At events, Chandrika has stepped into a leadership role by serving as a coordinator for The V’s In-Service trainings, where team members learn to provide logistic support for the company’s international mega-conventions. She also has been a supervisor for V-Kids, the company’s day camp for children of conference attendees.
“Chandrika knows everybody in the company, and everyone knows she is my biggest support,” Mahendra says. “I always tell my people, if you can’t build a solid team at home, you can’t build a team outside the home.”
Over the years, Mahendra has exposed his mother, brother and other family members to the business because he wants them to gain a closer understanding of how he has built his wealth.
“I want them to know that what I am doing is right,” he says. “I want them to be inspired by the people who are behind me and our common vision.”
Mahendra also exposes his son and daughter to the company’s leadership so they can absorb the knowledge and values of the community. His children regularly attend youth-formatted educational programs and have participated in more V-Kids events than any of their peers. Mahendra believes these experiences provide a foundation that will serve them throughout their lives.
“I don’t want my children to miss the training, the education or the vision we have gained,” he says. “This will make life easier for them when they graduate from college and start their own careers.”
By giving his children the opportunity to learn early on what he discovered later in life, Mahendra hopes they can avoid the financial struggles that plagued his early professional life, and perhaps even exceed his own achievements.
It took Mahendra just a decade to completely turn his life around. Today he enjoys a lifestyle that affords him the luxuries of spending time at home with his kids and taking his family on faraway holidays. He now also has the resources to support a variety of philanthropic endeavors.
“Our company mission is Raise Yourself to Help Mankind,” Mahendra says. “Thanks to the wealth I have gained in network marketing, I am able to invest in other entrepreneurial ventures and make generous charitable contributions.
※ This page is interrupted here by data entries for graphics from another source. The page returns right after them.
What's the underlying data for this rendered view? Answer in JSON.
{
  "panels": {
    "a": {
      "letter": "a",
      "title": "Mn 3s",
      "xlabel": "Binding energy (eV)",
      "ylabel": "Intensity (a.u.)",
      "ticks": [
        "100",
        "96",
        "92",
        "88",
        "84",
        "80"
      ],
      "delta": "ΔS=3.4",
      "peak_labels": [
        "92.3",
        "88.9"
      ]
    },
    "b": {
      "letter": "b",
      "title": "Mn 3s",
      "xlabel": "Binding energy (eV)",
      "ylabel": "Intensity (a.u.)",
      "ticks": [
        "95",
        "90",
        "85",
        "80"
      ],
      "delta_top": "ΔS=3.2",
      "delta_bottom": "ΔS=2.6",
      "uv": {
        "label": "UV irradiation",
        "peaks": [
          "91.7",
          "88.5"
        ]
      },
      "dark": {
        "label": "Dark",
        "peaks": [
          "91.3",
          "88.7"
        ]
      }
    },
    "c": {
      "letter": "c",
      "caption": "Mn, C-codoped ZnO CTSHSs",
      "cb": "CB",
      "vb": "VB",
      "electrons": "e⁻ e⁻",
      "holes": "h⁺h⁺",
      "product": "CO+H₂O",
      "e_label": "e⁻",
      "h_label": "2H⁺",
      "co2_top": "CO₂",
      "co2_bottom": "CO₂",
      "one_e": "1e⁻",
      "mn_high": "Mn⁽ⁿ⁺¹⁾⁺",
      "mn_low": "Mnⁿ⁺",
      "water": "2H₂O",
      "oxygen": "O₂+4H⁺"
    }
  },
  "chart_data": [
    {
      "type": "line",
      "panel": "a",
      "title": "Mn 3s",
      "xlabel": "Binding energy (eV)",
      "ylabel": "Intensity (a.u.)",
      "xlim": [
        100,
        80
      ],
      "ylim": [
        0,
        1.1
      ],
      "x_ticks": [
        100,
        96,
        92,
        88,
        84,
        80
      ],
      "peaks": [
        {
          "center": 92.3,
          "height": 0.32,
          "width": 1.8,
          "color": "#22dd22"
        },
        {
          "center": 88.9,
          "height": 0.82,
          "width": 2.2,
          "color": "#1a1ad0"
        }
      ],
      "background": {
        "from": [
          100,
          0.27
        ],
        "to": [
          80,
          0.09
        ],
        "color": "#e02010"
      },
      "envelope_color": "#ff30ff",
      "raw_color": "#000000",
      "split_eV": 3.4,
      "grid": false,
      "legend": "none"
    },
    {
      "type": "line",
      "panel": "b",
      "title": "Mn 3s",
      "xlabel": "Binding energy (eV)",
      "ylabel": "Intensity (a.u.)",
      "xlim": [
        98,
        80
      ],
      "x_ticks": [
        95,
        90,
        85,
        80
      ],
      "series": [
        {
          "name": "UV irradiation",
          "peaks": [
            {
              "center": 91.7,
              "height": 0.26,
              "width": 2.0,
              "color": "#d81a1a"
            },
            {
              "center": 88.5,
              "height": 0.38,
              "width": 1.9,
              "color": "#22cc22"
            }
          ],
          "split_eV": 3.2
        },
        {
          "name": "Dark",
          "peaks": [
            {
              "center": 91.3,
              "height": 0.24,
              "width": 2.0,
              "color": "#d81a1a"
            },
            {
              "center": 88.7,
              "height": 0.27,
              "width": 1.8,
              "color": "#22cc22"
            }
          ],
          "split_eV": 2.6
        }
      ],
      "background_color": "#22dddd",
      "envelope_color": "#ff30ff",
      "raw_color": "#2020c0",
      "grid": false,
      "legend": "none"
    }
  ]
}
This last notion was not on our minds in the days when we hardly had enough for ourselves. When you’re struggling to provide for your family, you don’t think much about others. At present, when I see somebody in need, I don’t have to think twice about reaching out to help.”
The emphasis on education that was vital to Mahendra’s success is maintained through his charitable pursuits, which focus on supporting children in higher education. In addition, Mahendra and Chandrika donate money to an organization that helps cover the medical expenses of those who cannot afford healthcare. The couple sees this generosity as part of the karmic cycle.
“It’s a payback time,” says Mahendra. “What we have received is what we need to give back, to society by supporting charities, to the networking profession by sharing our story and experience, and to our company leaders by helping them open new markets. This is precisely how we spend our time today, besides taking care of our family.
“In contributing to the profession, my goal is to let the public know that network marketing can take a nobody and make him or her a somebody; that our business has all the ingredients, trainings and systems in place for anybody to get signed up and come out with flying colors.”